Читать «Книгоедство» онлайн - страница 295

Александр Етоев

Ленин на сочинениях Гоголя только одни пометочки делал (см.: М. В. Нечкина. «Гоголь у Ленина», М.-Л.: Изд-во АН СССР, 1936), а вот Пушкина книги он целовал и бережно к своему сердцу прикладывал. Это есть непреложный факт, и поведали нам об этом факте записи народных рассказов, бережно собранные писателем Борисом Шергиным и неоднократно публиковавшиеся.

Вот еще из тех же рассказов:

Пушкин курил ли, не курил?... Не курил. Выпивать выпивал, а не курил. Нету на портретах-то ни с трубкой, ни с папиросой.

Вот о Наталье Николаевне:

Глаза грубы, волосы как ящерицы, грудешко голо. Эку бы только на выставку, на показ стоя возить.

И о смерти на Черной речке:

Упал наш Олександрушко, за елочку захватился:

– Рости, рости, елочка, без верха; живи, живи, Россиюшка, без меня!

Приведенные мной цитаты единственно говорят о том, что народность Пушкина подлинная, а не навязанная пушкиноведами в штатском. И Пастернак был не совсем прав, когда писал в своих «Отрывках о Блоке»:

Никто бы не знал, может статься,

В почете ли Пушкин иль нет,

Без докторских их диссертаций

На все проливающих свет.

Был Пушкин в почете, был – и в Архангельске, и в Москве, и в Сибири, и даже в нашем провинциальном Санкт-Петербурге.

Пушкин и мыло

Известно, что во времена военного коммунизма к множеству существовавших тогда дефицитов добавился дефицит на мыло. Рассказывают, что однажды в гости к знаменитому пушкинисту Лернеру зашел не менее знаменитый пушкинист Гершензон, работавший тогда над книгою «Мудрость Пушкина». Когда Гершензон ушел, Лернер вдруг обнаружил, что из ванной пропало мыло. Хозяин мигом выскочил из квартиры и бросился догонять Гершензона. «Михаил Осипович! Михаил Осипович! – кричал он на бегу на всю улицу. – Вы случайно...». – «Да, мыло взял я! – ответил Гершензон с вызовом. – Я работаю с черновиками поэта и не могу прикасаться к святыне немытыми руками».

Пушкин – это наше всё

Я вырезал этот известный аполлонгригорьевский афоризм ножницами из какого-то лакированного журнала, собираясь сделать коллаж – что-нибудь в духе Родченко или студенческой стенгазеты времен загнивания социализма. Ну, знаете – вырезается этакий толстомордый кот из рекламы кошачьей пищи, берется обрывок цепочки от сливного бачка, рисуется дерево типа дуб, всё это крепится на листе картона и сверху надписывается: «Лукоморье».

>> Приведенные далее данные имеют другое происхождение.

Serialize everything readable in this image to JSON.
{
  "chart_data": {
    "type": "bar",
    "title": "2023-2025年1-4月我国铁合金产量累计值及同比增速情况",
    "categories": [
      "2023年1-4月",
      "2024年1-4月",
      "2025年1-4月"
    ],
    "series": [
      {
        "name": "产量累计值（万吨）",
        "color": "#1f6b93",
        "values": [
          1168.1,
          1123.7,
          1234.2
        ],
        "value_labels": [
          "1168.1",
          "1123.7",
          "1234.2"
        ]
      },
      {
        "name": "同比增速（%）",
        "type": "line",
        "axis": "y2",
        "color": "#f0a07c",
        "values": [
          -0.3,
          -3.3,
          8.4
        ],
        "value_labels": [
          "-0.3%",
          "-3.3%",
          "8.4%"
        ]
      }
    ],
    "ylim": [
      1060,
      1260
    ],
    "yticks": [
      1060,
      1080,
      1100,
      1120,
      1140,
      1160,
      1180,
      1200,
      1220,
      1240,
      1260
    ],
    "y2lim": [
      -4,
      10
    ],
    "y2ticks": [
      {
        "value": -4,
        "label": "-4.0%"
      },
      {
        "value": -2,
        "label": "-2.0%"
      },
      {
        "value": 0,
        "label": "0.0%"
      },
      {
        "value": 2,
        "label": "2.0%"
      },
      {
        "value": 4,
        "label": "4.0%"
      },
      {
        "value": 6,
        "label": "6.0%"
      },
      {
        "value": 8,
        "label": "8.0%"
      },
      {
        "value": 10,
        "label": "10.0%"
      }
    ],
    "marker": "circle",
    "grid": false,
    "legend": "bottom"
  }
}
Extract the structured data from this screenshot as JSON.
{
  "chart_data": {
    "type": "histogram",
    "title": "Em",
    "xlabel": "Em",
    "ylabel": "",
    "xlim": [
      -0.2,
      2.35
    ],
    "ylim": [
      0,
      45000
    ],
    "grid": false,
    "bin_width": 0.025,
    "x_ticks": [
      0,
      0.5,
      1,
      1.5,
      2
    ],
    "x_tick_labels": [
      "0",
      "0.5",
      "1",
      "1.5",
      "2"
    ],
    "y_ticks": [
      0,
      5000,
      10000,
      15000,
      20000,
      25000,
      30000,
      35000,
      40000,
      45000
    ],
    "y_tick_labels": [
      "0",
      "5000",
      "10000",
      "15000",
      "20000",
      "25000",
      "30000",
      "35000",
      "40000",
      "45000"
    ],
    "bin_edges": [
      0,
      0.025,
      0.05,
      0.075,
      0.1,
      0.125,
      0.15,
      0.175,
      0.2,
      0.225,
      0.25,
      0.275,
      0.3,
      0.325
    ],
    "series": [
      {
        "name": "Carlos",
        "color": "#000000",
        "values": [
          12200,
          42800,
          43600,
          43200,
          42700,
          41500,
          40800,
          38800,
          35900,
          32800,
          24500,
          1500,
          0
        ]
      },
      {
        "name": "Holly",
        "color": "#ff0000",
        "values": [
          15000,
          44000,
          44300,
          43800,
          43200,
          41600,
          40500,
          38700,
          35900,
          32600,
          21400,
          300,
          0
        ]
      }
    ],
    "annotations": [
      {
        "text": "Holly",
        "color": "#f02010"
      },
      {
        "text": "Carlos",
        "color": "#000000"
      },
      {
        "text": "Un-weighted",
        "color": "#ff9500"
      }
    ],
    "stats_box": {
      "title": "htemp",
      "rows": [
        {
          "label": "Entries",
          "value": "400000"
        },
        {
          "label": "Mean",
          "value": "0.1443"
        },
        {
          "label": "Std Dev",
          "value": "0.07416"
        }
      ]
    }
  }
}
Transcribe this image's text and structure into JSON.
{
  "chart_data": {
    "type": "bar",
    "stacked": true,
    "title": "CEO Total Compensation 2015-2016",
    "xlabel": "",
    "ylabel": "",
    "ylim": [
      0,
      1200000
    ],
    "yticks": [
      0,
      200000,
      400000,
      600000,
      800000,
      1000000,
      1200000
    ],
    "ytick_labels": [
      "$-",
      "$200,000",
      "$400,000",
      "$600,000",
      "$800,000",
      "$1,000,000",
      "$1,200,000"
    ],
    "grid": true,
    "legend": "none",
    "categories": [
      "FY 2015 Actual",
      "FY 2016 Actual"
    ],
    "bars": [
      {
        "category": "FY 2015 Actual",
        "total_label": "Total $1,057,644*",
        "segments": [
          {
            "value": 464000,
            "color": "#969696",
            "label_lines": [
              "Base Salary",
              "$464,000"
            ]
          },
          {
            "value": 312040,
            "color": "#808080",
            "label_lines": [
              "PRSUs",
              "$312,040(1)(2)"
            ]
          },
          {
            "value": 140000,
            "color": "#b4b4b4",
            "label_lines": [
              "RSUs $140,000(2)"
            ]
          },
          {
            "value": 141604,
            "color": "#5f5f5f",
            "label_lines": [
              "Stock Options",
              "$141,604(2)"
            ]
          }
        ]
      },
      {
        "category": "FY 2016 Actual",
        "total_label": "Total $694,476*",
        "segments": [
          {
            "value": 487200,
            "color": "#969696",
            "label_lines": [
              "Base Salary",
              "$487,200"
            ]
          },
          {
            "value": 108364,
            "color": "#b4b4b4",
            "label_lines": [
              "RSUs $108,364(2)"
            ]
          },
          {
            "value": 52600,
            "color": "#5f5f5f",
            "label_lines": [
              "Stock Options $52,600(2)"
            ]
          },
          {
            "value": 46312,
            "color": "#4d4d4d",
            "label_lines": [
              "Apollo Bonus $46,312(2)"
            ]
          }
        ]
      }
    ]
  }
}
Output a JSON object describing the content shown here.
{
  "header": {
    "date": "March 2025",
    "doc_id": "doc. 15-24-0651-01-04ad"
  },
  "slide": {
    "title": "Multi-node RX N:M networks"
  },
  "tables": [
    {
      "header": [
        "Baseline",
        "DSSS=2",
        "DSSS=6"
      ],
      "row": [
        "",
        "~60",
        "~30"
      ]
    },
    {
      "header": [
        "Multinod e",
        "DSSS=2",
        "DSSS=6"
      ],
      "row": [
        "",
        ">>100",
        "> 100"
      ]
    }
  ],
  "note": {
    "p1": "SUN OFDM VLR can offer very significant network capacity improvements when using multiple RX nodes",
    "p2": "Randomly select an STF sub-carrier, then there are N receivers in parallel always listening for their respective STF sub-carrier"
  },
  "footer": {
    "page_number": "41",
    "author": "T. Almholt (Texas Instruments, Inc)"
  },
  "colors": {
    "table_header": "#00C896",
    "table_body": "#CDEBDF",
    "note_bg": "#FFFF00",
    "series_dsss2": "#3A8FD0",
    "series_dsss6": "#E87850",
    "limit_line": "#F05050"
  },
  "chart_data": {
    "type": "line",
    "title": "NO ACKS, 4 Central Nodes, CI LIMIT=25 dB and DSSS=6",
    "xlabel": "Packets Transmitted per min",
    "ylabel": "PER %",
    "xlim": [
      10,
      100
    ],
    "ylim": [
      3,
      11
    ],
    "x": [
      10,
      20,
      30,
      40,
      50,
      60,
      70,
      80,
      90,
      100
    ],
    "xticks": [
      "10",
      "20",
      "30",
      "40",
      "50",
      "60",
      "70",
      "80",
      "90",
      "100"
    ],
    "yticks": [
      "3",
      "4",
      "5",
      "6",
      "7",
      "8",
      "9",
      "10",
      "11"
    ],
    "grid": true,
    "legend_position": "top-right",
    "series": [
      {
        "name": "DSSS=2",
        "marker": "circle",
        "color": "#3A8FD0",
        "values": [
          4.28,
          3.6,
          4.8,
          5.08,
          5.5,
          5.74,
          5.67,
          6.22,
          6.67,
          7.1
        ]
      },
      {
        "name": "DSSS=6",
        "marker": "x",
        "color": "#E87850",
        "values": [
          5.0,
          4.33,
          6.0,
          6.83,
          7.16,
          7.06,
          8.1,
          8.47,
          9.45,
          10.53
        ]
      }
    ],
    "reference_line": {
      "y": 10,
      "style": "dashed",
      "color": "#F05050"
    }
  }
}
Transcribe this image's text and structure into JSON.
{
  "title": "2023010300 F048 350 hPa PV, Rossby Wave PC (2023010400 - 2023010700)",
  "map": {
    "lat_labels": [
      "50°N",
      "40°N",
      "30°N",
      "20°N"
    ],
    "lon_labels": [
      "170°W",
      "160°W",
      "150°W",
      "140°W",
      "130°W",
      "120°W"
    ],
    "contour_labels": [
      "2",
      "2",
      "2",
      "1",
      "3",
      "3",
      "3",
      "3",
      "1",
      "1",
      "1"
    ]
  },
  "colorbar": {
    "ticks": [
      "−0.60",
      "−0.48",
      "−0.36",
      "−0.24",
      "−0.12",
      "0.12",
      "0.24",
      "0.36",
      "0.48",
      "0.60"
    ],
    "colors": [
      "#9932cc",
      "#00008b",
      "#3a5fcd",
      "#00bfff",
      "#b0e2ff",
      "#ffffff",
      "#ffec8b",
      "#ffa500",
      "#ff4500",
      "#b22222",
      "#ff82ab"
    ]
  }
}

Коллаж я так и не сделал, а однажды, придя с работы, обнаружил у себя на столе мелкие полоски бумаги. Постарался кто-то из близких – искромсал священную фразу на отдельно порезанные слова и беспорядочно разбросал их по столу. Орудие преступления – ножницы с приставшими к ним следами бумаги – молчаливо лежало рядом.

Механически я собрал кусочки, соединил их вместе и прочитал:

«Всё, Пушкин, это наше!».

Знаки препинания появились исключительно у меня в голове, на бумажках их, естественно, не было.

Я покрутил головой, отгоняя вздорные мысли, и переложил бумажки со словами по-новому. Вот что у меня вышло на этот раз:

«Пушкин, это всё наше».

Если в первый раз какой-то хамоватый урод лишал Пушкина права собственности – хватит, мол, повладел и будет! – то теперь во фразе появилось какое-то вроде бы беспокойство: а не саданёт ли в ответ гений нашей поэзии заявителя по голове тростью.